Converrà convertirlo in azioni o no? Dipenderà dai dettagli tecnici della conversione, che saranno pubblicati nel Prospetto nei prossimi giorni. A suo tempo in apparenza l’offerta era ricca: la prima cedola, a tasso variabile Euribor + 250 punti base, era del 7,379%, mentre il Btp decennale scadenza agosto 2018 veniva allora offerto con cedola fissa del 4,5%. Ma il raffronto non vada fatto in questi termini: nel Prospetto di quel bond Mps si legge infatti che è «uno strumento ibrido di patrimonializzazione », soggetto a sospensione delle cedole e a rimborso del capitale, in certi casi. Un rischio diventato ancor più concreto con la norma del bail in, come visto nei casi delle quattro banche andate in risoluzione a fine 2015. Il maggior rendimento semmai è poco, per Adusbef e Federconsumatori, che parlano di «altissimo rischio e basso rendimento».

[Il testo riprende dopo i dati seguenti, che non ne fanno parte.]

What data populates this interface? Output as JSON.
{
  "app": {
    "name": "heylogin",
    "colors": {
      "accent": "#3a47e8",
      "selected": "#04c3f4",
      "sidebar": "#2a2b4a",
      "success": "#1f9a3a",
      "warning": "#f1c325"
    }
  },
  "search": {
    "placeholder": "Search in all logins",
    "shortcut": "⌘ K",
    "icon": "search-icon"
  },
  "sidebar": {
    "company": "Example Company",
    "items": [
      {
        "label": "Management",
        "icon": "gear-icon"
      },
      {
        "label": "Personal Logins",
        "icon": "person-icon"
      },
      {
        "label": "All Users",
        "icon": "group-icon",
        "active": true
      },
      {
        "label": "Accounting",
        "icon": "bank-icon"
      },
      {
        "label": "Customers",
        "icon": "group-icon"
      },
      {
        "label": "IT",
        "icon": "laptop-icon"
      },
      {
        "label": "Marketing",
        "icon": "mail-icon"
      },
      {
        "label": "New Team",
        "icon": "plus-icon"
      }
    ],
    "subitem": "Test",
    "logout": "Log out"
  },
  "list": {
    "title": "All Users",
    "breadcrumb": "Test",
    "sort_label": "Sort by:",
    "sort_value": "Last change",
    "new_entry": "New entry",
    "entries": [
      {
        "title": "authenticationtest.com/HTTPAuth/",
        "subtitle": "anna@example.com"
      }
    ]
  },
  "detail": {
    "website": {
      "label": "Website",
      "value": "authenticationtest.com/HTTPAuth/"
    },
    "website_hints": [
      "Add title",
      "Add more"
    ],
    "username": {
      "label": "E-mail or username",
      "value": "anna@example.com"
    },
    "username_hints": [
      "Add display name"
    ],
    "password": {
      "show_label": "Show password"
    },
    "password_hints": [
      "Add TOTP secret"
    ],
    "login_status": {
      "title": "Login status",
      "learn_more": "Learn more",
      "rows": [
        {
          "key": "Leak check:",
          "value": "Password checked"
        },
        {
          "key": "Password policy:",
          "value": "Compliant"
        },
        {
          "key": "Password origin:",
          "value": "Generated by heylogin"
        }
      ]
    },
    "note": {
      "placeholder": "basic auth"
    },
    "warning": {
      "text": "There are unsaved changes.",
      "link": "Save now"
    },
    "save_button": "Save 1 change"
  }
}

Ora la prospettiva di convertire il bond, per certi versi alza l’asticella del rischio, trasformando il risparmiatore in azionista. «Il nostro consiglio è di vendere i bond Mps, la conversione in azioni e le speculazioni lasciamole ai professionisti», dice Vincenzo Somma, direttore di Altroconsumo finanza. A vendere oggi si rimettono poco meno di 30 centesimi sul prezzo originario (ma il 14 ottobre le quotazioni di quel bond, scambiato solo tramite un circuito interno alla banca, erano a 62). Senza contare la cedola di novembre, che sta per scattare, il sottoscrittore della prima ora avrebbe incassato 3.113,45 euro lordi di cedole su 10mila investiti, quindi andrebbe a pari con l’importo iniziale. Tra un anno e mezzo però – se Mps ci sarà ancora – avrà diritto al rimborso alla pari. Qui scatta il “dilemma del prigioniero”, la necessità di una scelta in base anche a ciò che faranno gli altri. Se, come ritiene Pietropaolo Rinaldi, gestore di Anthilia, la banca grazie alla ricapitalizzazione tra un paio d’anni avrà un profilo di rischio più basso, il bond sarà rimborsato regolarmente. Ma come ricorda Massimo Gionso, ad di Cfo sim, «il prezzo incorpora un rischio di sforbiciata del 30% del prezzo di rimborso, per cui se vi fosse un piano industriale concreto potrebbe valere la pena convertire».